Published online by Cambridge University Press: 17 March 2023
One eye witnesse is better to be belyved
than a thousand eare witnesses besydes
Philip StubbesIntroduction
The Middle Ages have long been accused of lacking systematic and formalised aesthetic and ethical theories, despite a variety of scattered statements that can be related to aesthetics and ethics. Most historians of philosophical theories about aesthetics and ethics have devoted virtually no attention to the early Middle Ages and have subjected to closer scrutiny only a few prolific authors from the later Middle Ages, among them Peter Abelard, St Thomas Aquinas, William Ockham and John Duns Scotus. As far as aesthetics is concerned, the most persuasive justification for this approach has been drawn from the history of the word aesthetics. Indeed, the word aesthetica was invented only in the middle of the eighteenth century when it served as a term for the academic study of perception in general. Some historians of aesthetics have drawn attention to the fact that, before the word aesthetica was derived from Ancient Greek in Germany, seventeenth- and early eighteenth-century British sensualists had already laid down the principles of the philosophical inquiry into perception. Aesthetics did not become generally applied as a term for a philosophical discipline until the nineteenth century, when the eighteenth-century wider meaning was narrowed down to the study of the means to determine the criteria for judgements of beauty, in the context either of art alone or jointly of nature and art. Yet it can hardly be denied that aesthetic thought existed during the Middle Ages, even without necessarily being recorded in writing.
Without using the word aesthetics, medieval aestheticians studied perception in general and established connections with ontology and with ethics. There were many controversies. One long-term controversial issue was the ontological relationship between the perceivers and the objects perceived.
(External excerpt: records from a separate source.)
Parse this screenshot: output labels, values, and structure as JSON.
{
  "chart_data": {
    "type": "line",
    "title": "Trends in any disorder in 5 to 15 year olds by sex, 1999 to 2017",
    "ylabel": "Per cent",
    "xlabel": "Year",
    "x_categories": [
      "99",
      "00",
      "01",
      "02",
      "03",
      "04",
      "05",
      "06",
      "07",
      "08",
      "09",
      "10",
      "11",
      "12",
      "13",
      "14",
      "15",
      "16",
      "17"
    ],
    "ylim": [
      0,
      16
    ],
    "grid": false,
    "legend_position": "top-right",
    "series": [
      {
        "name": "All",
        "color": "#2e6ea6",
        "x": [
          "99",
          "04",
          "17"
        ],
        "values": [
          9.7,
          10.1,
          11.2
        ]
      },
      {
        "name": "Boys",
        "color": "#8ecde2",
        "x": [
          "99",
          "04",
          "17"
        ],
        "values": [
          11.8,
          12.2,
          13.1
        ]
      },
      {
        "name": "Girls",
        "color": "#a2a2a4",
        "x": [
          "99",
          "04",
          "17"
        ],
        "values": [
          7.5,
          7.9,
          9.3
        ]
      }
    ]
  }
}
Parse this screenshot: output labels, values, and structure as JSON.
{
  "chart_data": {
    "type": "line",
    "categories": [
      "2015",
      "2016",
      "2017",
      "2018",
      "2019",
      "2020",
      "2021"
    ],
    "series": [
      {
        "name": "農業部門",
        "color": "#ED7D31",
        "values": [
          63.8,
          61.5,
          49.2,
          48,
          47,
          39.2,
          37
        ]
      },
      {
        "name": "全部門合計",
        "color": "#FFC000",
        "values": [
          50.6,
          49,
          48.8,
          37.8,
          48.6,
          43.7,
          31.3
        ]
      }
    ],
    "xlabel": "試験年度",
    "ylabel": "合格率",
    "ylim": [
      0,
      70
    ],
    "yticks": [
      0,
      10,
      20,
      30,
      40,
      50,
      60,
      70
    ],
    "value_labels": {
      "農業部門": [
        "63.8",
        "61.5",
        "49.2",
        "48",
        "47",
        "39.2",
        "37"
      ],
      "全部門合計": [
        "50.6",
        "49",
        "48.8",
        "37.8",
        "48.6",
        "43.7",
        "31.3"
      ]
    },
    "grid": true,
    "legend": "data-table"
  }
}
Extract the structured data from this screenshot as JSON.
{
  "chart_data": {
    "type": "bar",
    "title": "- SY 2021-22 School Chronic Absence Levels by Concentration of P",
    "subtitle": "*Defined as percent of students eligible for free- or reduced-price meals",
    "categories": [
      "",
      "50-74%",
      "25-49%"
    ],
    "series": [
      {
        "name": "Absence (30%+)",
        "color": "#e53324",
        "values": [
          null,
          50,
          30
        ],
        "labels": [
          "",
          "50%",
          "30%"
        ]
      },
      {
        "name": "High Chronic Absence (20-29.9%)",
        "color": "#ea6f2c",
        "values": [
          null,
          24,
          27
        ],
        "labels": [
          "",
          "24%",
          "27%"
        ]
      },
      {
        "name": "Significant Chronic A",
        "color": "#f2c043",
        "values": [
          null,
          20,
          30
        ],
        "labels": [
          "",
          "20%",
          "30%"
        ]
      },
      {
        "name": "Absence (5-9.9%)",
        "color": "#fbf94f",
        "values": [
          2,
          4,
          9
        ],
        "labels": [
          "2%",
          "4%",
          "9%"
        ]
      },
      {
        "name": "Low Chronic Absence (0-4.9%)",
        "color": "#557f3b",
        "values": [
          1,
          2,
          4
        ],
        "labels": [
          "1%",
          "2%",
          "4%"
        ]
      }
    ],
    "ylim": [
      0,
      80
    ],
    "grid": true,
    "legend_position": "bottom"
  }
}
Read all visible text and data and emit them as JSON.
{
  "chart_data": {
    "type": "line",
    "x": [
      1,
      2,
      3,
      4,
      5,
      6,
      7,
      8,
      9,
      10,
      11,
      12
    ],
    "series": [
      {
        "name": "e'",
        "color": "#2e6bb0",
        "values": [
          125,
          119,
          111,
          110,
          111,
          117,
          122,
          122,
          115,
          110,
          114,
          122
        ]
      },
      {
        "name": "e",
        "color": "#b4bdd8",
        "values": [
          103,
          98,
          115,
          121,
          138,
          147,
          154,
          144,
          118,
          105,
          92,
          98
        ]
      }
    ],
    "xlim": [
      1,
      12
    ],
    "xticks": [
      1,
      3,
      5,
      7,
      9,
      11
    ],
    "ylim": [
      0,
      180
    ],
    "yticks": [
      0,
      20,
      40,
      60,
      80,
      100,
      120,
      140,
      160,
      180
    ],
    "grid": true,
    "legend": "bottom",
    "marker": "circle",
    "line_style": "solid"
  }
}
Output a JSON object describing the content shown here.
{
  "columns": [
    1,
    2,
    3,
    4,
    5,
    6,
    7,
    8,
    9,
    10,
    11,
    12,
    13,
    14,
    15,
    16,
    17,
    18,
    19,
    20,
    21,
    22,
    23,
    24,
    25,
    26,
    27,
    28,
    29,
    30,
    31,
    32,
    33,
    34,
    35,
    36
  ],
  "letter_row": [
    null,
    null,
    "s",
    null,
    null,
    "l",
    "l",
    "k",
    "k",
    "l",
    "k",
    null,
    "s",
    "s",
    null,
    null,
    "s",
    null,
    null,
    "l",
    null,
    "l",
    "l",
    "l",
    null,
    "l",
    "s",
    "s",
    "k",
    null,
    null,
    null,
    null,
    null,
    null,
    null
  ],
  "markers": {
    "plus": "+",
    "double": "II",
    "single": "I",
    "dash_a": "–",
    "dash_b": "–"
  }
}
In the words of St Augustine: ‘If I were to ask first whether things are beautiful because they give pleasure, or give pleasure because they are beautiful, I have no doubt that I will be given the answer that they give pleasure because they are beautiful.’ Augustine recorded an objectivist doctrine that dominated in his own time and connected perception and being. What constituted beauty according to this doctrine was the quality of the objects perceived, not some activity of the perceiving person.